I, for one, would love to see rail make a comeback. (Got hooked when I took MuniMetro and BART for my daily commute)
ETA: Denver has many such lines too. They’re everywhere! I even saw one in a little town in Nevada!
“Men” because it remains a male dominated industry, and because three letters is simpler and easier than “men/women/transgendered people/sentient grasshoppers/etc.”
There are women train crew (I know some personally) and plenty of women driving some kickarse big rigs. I must admit I have failed the SDMB PC test. Re-education is still 9am in training room 1B, I take it?
It doesn’t appear that the OP’s question has been fully answered yet, so I’ll have a go.
Local rail lines in the USA are fewer than they used to be mainly because freight railroading in the US has moved to a business model that favors bulk transport and intermodal (container/trailer) movements, over single-car (or less) shipments. A lot of this had to do with the (formerly) highly-regulated environment in which railroads operated, up until the near collapse of several systems in the 1970s.
Under those conditions, local freights made up of a small collection of single-car shipments tended to be more expensive to run per ton-mile than long-haul or trainload shipments, because of the labor-intensive switching of cars at sidings, along with making them up into trains at central yard facilities. Likewise, unless the railroad was a real crackerjack operation, transit times for shipments could be extremely long compared to trucking, due to the multiple switching moves required, and the time spent in yards along the way. Prior to deregulation, railroads had a hard time charging rates that could cover these expenses, and the growth and flexibility of trucking (usually allowing much faster door-to-door transit times) was squeezing them out of this market anyway.

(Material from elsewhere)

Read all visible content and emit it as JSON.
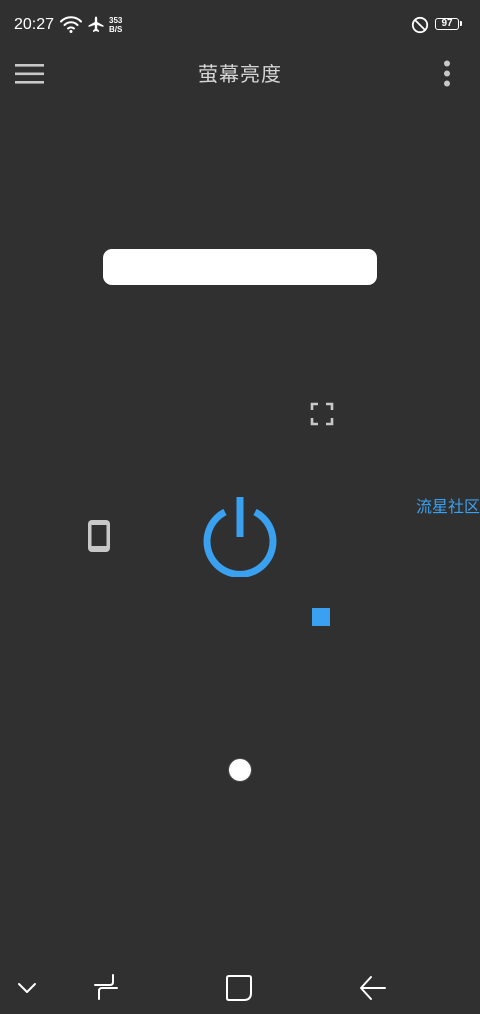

To some extent, the subsitute for local rail lines has become an intermodal facility where trailers or or containers are transferred from rail to road for local delivery (‘local’ being as much as a couple hundred miles away). Otherwise there are still numerous local lines in use, often run by a short line with lower operating costs rather than one of the large linehaul railroads. Where these still exist, it is because there is enough business to continue justifying the operation of local freights, but it seems safe to say that the major railroads are not much interested in pursuing this type of business, due the perception that it is a small but very high-cost market to service.
San Francisco still has one freight railroad, which runs at least one train per day connecting to the main US freight network, via the tracks used mainly by the Caltrain passenger service.

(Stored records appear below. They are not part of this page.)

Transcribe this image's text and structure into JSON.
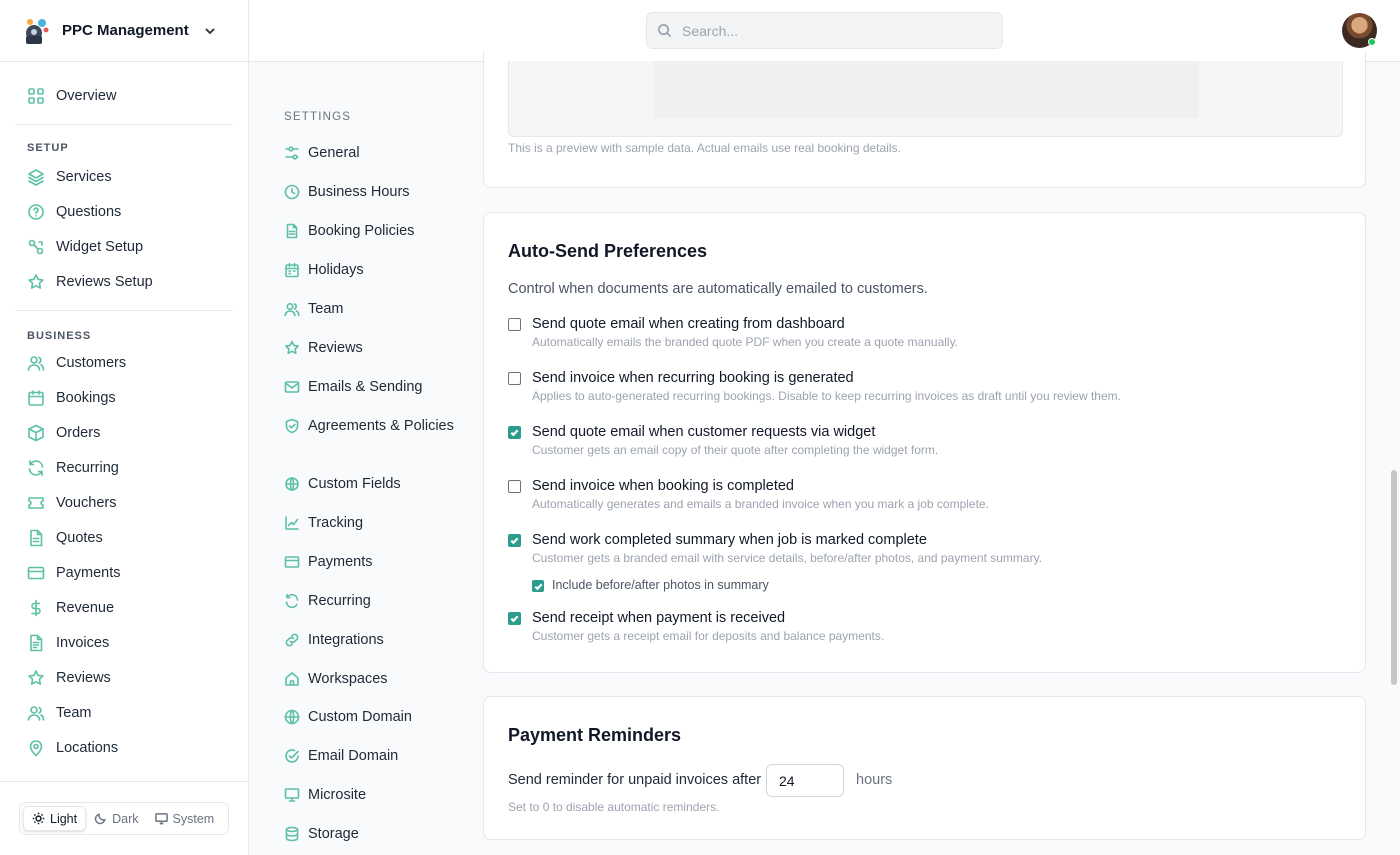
{
  "brand": {
    "name": "PPC Management"
  },
  "search": {
    "placeholder": "Search..."
  },
  "sidebar": {
    "overview": {
      "label": "Overview",
      "icon": "grid-icon"
    },
    "setup_title": "SETUP",
    "setup": [
      {
        "label": "Services",
        "icon": "layers-icon"
      },
      {
        "label": "Questions",
        "icon": "help-circle-icon"
      },
      {
        "label": "Widget Setup",
        "icon": "widget-icon"
      },
      {
        "label": "Reviews Setup",
        "icon": "star-icon"
      }
    ],
    "business_title": "BUSINESS",
    "business": [
      {
        "label": "Customers",
        "icon": "users-icon"
      },
      {
        "label": "Bookings",
        "icon": "calendar-icon"
      },
      {
        "label": "Orders",
        "icon": "box-icon"
      },
      {
        "label": "Recurring",
        "icon": "refresh-icon"
      },
      {
        "label": "Vouchers",
        "icon": "ticket-icon"
      },
      {
        "label": "Quotes",
        "icon": "file-icon"
      },
      {
        "label": "Payments",
        "icon": "credit-card-icon"
      },
      {
        "label": "Revenue",
        "icon": "dollar-icon"
      },
      {
        "label": "Invoices",
        "icon": "invoice-icon"
      },
      {
        "label": "Reviews",
        "icon": "star-icon"
      },
      {
        "label": "Team",
        "icon": "users-icon"
      },
      {
        "label": "Locations",
        "icon": "map-pin-icon"
      }
    ],
    "theme": {
      "light": "Light",
      "dark": "Dark",
      "system": "System"
    }
  },
  "settings_nav": {
    "title": "SETTINGS",
    "items": [
      {
        "label": "General",
        "icon": "sliders-icon"
      },
      {
        "label": "Business Hours",
        "icon": "clock-icon"
      },
      {
        "label": "Booking Policies",
        "icon": "file-icon"
      },
      {
        "label": "Holidays",
        "icon": "calendar-icon"
      },
      {
        "label": "Team",
        "icon": "users-icon"
      },
      {
        "label": "Reviews",
        "icon": "star-icon"
      },
      {
        "label": "Emails & Sending",
        "icon": "mail-icon"
      },
      {
        "label": "Agreements & Policies",
        "icon": "shield-check-icon"
      },
      {
        "label": "Custom Fields",
        "icon": "fields-icon"
      },
      {
        "label": "Tracking",
        "icon": "chart-line-icon"
      },
      {
        "label": "Payments",
        "icon": "credit-card-icon"
      },
      {
        "label": "Recurring",
        "icon": "refresh-icon"
      },
      {
        "label": "Integrations",
        "icon": "link-icon"
      },
      {
        "label": "Workspaces",
        "icon": "home-icon"
      },
      {
        "label": "Custom Domain",
        "icon": "globe-icon"
      },
      {
        "label": "Email Domain",
        "icon": "check-badge-icon"
      },
      {
        "label": "Microsite",
        "icon": "monitor-icon"
      },
      {
        "label": "Storage",
        "icon": "database-icon"
      }
    ]
  },
  "preview": {
    "note": "This is a preview with sample data. Actual emails use real booking details."
  },
  "auto_send": {
    "title": "Auto-Send Preferences",
    "description": "Control when documents are automatically emailed to customers.",
    "options": [
      {
        "label": "Send quote email when creating from dashboard",
        "help": "Automatically emails the branded quote PDF when you create a quote manually.",
        "checked": false
      },
      {
        "label": "Send invoice when recurring booking is generated",
        "help": "Applies to auto-generated recurring bookings. Disable to keep recurring invoices as draft until you review them.",
        "checked": false
      },
      {
        "label": "Send quote email when customer requests via widget",
        "help": "Customer gets an email copy of their quote after completing the widget form.",
        "checked": true
      },
      {
        "label": "Send invoice when booking is completed",
        "help": "Automatically generates and emails a branded invoice when you mark a job complete.",
        "checked": false
      },
      {
        "label": "Send work completed summary when job is marked complete",
        "help": "Customer gets a branded email with service details, before/after photos, and payment summary.",
        "checked": true
      },
      {
        "label": "Send receipt when payment is received",
        "help": "Customer gets a receipt email for deposits and balance payments.",
        "checked": true
      }
    ],
    "sub_option": {
      "label": "Include before/after photos in summary",
      "checked": true
    }
  },
  "reminders": {
    "title": "Payment Reminders",
    "label": "Send reminder for unpaid invoices after",
    "value": "24",
    "unit": "hours",
    "help": "Set to 0 to disable automatic reminders."
  },
  "colors": {
    "accent": "#5cc0a6",
    "checkbox": "#2a9d8f"
  }
}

FWIW, I noticed at least one line paved over when I was in El Salvador, Bahia, Brazil last summer. I may have seen two, or it may have been where the line went under the pavement and came back up.
I know there were once trains all over L.A., but I thought they were only passenger railways. (Is this what you remember? Because that was a long time ago.) San Diego also had trolleys all over town. In fact, a lot of U.S. cities that had them in the past now don’t. They usually were operated by private companies. (Cecil says the that the L.A. system wasn’t profitable, but I’ve read elsewhere that the San Diego companies were.)
Anyway, you can see where they went on many streets that have really wide medians (Vermont, Santa Monica Blvd.) now just grass.
If it consoles you at all, downtown L.A. does still have its own railroad, though it got shut down for killing a hapless tourist.